SAN FRANCISCO, CA, July 27, 2020 — During an extended tax filing season with unprecedented complications brought on by the COVID-19 pandemic, California’s Earned Income Tax Credit, the CalEITC, returned more than $1 billion to more than 3.5 million low-income households, exceeding state projections for this effective anti-poverty program.
This $1 billion reached many of California’s most vulnerable residents in a moment of crisis, with millions newly unemployed and desperately in need of cash. Many who were still employed were newly deemed “essential” to our economy, and in many cases are supporting other family members who have lost jobs or income — at considerable risk to their own health.
“The CalEITC and its federal counterpart are quite literally lifting people out of financial insecurity, helping them keep their heads above water in the midst of a pandemic,” said Amy Everitt, President of Golden State Opportunity, “I’m proud of the high-intensity and incredibly nimble CalEITC outreach campaign that we and our partners pulled together during an unorthodox tax season, and grateful to our state leaders who expanded this program so it could reach $1 billion.”
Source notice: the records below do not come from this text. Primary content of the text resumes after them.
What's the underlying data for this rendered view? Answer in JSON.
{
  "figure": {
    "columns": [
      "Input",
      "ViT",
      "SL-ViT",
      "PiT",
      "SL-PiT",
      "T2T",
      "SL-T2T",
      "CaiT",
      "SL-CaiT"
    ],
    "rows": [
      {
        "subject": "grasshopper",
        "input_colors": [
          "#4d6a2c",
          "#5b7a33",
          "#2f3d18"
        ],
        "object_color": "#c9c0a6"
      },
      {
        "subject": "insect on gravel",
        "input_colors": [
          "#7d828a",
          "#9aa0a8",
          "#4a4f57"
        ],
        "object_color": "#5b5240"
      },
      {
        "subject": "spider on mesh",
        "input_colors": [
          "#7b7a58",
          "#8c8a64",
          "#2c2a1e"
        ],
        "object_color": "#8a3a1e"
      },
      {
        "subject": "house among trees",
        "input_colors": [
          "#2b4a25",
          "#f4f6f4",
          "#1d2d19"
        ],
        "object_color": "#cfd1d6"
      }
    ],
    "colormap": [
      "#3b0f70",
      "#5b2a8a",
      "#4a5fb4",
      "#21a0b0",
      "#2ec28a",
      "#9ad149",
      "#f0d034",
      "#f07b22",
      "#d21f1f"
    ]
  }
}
Overall, 76% of CalEITC refunds went to parents , including $366 million claimed by parents with children under age 6 through the state’s new Young Child Tax Credit, helping to ensure millions of California children avoided greater hardship during the pandemic.
Golden State Opportunity’s CalEITC4Me campaign is a public-private partnership with the state that uses a multi-layered approach to build awareness of tax credits for working Californians and helps connect them to free tax filing resources. Our mobile messaging and digital advertising reached tens-of-millions of low-income Californians this tax season, helping drive the state’s success in reaching this $1 billion milestone.